Une fois de plus, le vieil adage : « il est plus facile d’avoir tort ensemble que raison tout seul » l’aura emporté. Après les Etats-Unis, la Suisse, le Royaume-Uni et le Japon, l’orthodoxe Banque Centrale Européenne va finir par se plier à cette pratique appelée Quantitative Easing (QE), devenue une véritable lampe d’Aladin depuis 2008.

Retour en 3 points sur les effets positifs attendus de ce « QE » que tout le monde appelle de ses vœux, sans trop savoir pourquoi :

1. Le QE devrait permettre aux pays européens de voir leur coût de financement baisser, permettant aux États ainsi qu’aux agents privés (entreprises et ménages) de payer moins de charges financières… ce qui boostera la consommation, l’investissement et donc la croissance. Vraiment ? Car pour aller plus bas que les niveaux actuels (0,4% en Allemagne, 0,6% en France, 1,6% en Italie ou encore 1,4% en Espagne), il faudrait que la Banque Centrale Européenne se mette à payer les gens pour qu’ils s’endettent! Un peu de sérieux, la baisse des taux d’intérêt a déjà eu lieu, permettant ainsi aux taux européens de passer de 5% en 2012 à moins de 1,5% aujourd’hui… et cela sans qu’il soit nécessaire de descendre dans sa cave imprimer des billets de banque.

Conclusion 1 : le QE est aujourd’hui clairement inutile pour faire baisser les taux d’intérêt, ils sont déjà historiquement bas.

2. Le QE devrait permettre une baisse de l’euro salvatrice, autorisant nos champions européens a prendre des parts de marché à l’export partout dans le monde. Si cela pouvait être aussi simple…
D’abord, il faut noter qu’il n’est pas acquis que l’impression de billets permette une chute de la monnaie. Pour preuve, le dollar n’a pas baissé lors des trois QE mis en place par les États-Unis depuis 2009.
Au delà de ces considérations techniques, une monnaie faible est-elle une garantie de retour vers la croissance? Là encore, les États-Unis tendent à nous prouver le contraire : leur retour à un niveau de croissance correct autour de 2% annuel (même s’il reste moins élevé que par le passé) est surtout dû au maintien d’une demande intérieure américaine à un niveau acceptable.
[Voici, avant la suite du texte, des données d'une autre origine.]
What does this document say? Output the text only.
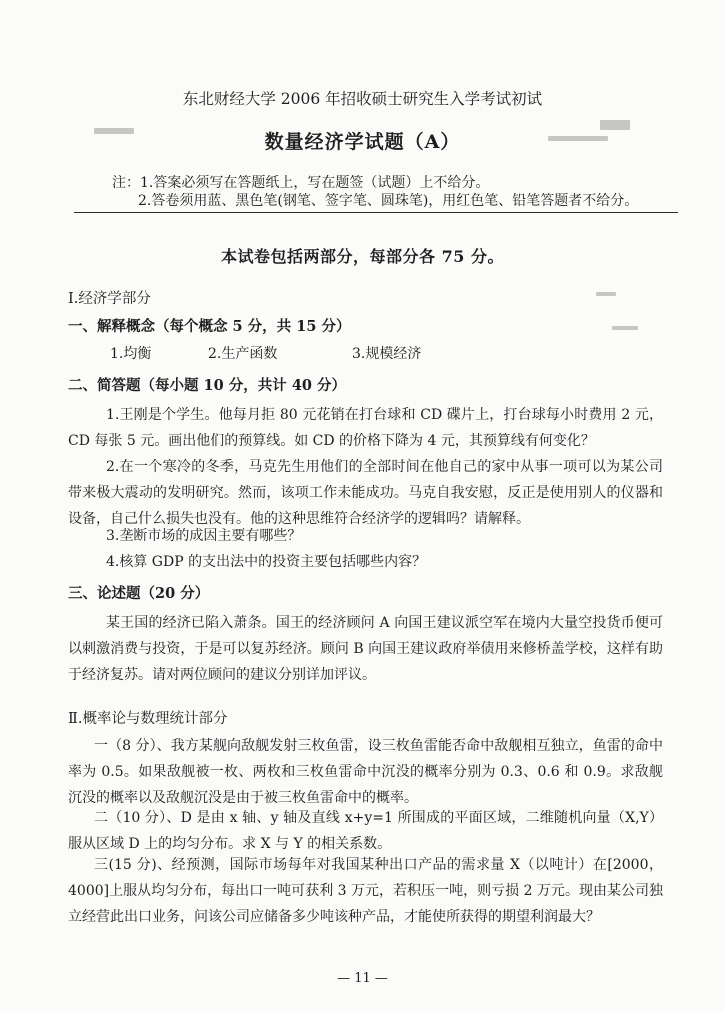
东北财经大学 2006 年招收硕士研究生入学考试初试
数量经济学试题（A）
注：1.答案必须写在答题纸上，写在题签（试题）上不给分。
2.答卷须用蓝、黑色笔(钢笔、签字笔、圆珠笔)，用红色笔、铅笔答题者不给分。
本试卷包括两部分，每部分各 75 分。
Ⅰ.经济学部分
一、解释概念（每个概念 5 分，共 15 分）
1.均衡	2.生产函数	3.规模经济
二、简答题（每小题 10 分，共计 40 分）
1.王刚是个学生。他每月拒 80 元花销在打台球和 CD 碟片上，打台球每小时费用 2 元，CD 每张 5 元。画出他们的预算线。如 CD 的价格下降为 4 元，其预算线有何变化？
2.在一个寒冷的冬季，马克先生用他们的全部时间在他自己的家中从事一项可以为某公司带来极大震动的发明研究。然而，该项工作未能成功。马克自我安慰，反正是使用别人的仪器和设备，自己什么损失也没有。他的这种思维符合经济学的逻辑吗？请解释。
3.垄断市场的成因主要有哪些？
4.核算 GDP 的支出法中的投资主要包括哪些内容？
三、论述题（20 分）
某王国的经济已陷入萧条。国王的经济顾问 A 向国王建议派空军在境内大量空投货币便可以刺激消费与投资，于是可以复苏经济。顾问 B 向国王建议政府举债用来修桥盖学校，这样有助于经济复苏。请对两位顾问的建议分别详加评议。
Ⅱ.概率论与数理统计部分
一（8 分）、我方某舰向敌舰发射三枚鱼雷，设三枚鱼雷能否命中敌舰相互独立，鱼雷的命中率为 0.5。如果敌舰被一枚、两枚和三枚鱼雷命中沉没的概率分别为 0.3、0.6 和 0.9。求敌舰沉没的概率以及敌舰沉没是由于被三枚鱼雷命中的概率。
二（10 分）、D 是由 x 轴、y 轴及直线 x+y=1 所围成的平面区域，二维随机向量（X,Y）服从区域 D 上的均匀分布。求 X 与 Y 的相关系数。
三(15 分)、经预测，国际市场每年对我国某种出口产品的需求量 X（以吨计）在[2000，4000]上服从均匀分布，每出口一吨可获利 3 万元，若积压一吨，则亏损 2 万元。现由某公司独立经营此出口业务，问该公司应储备多少吨该种产品，才能使所获得的期望利润最大？
— 11 —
A l’inverse, la chute de la monnaie japonaise des deux dernières années n’a eu que des effets négatifs sur l’économie nippone, en déprimant encore plus un pouvoir d’achat des ménages déjà sous haute tension. Conséquence, le pays se trouve aujourd’hui encore plus mal en point qu’avant les fameux « Abenomics ».
Enfin, il faut garder à l’esprit que l’Europe dans son ensemble est déjà la zone la plus compétitive du monde parmi les pays industrialisés : elle affiche 3% à 4% d’excédents commerciaux quand les États-Unis et le Japon se trouvent en net déficit. La réalité, c’est que les problèmes de compétitivité sont internes à la zone euro. De ce fait, une baisse globale de la monnaie unique ne permettra en aucun cas de réduire ces déséquilibres… à moins que certains croient encore que l’Espagne peut concurrencer des pays émergents voire en développement en termes de coût de production.

Conclusion 2 : l’euro a déjà beaucoup baissé (-15% contre le dollar en un an)… Le faire baisser plus est à la fois inutile pour nos exportations qui n’en ont pas besoin et surtout dangereux car cela déprimerait encore plus la demande intérieure européenne.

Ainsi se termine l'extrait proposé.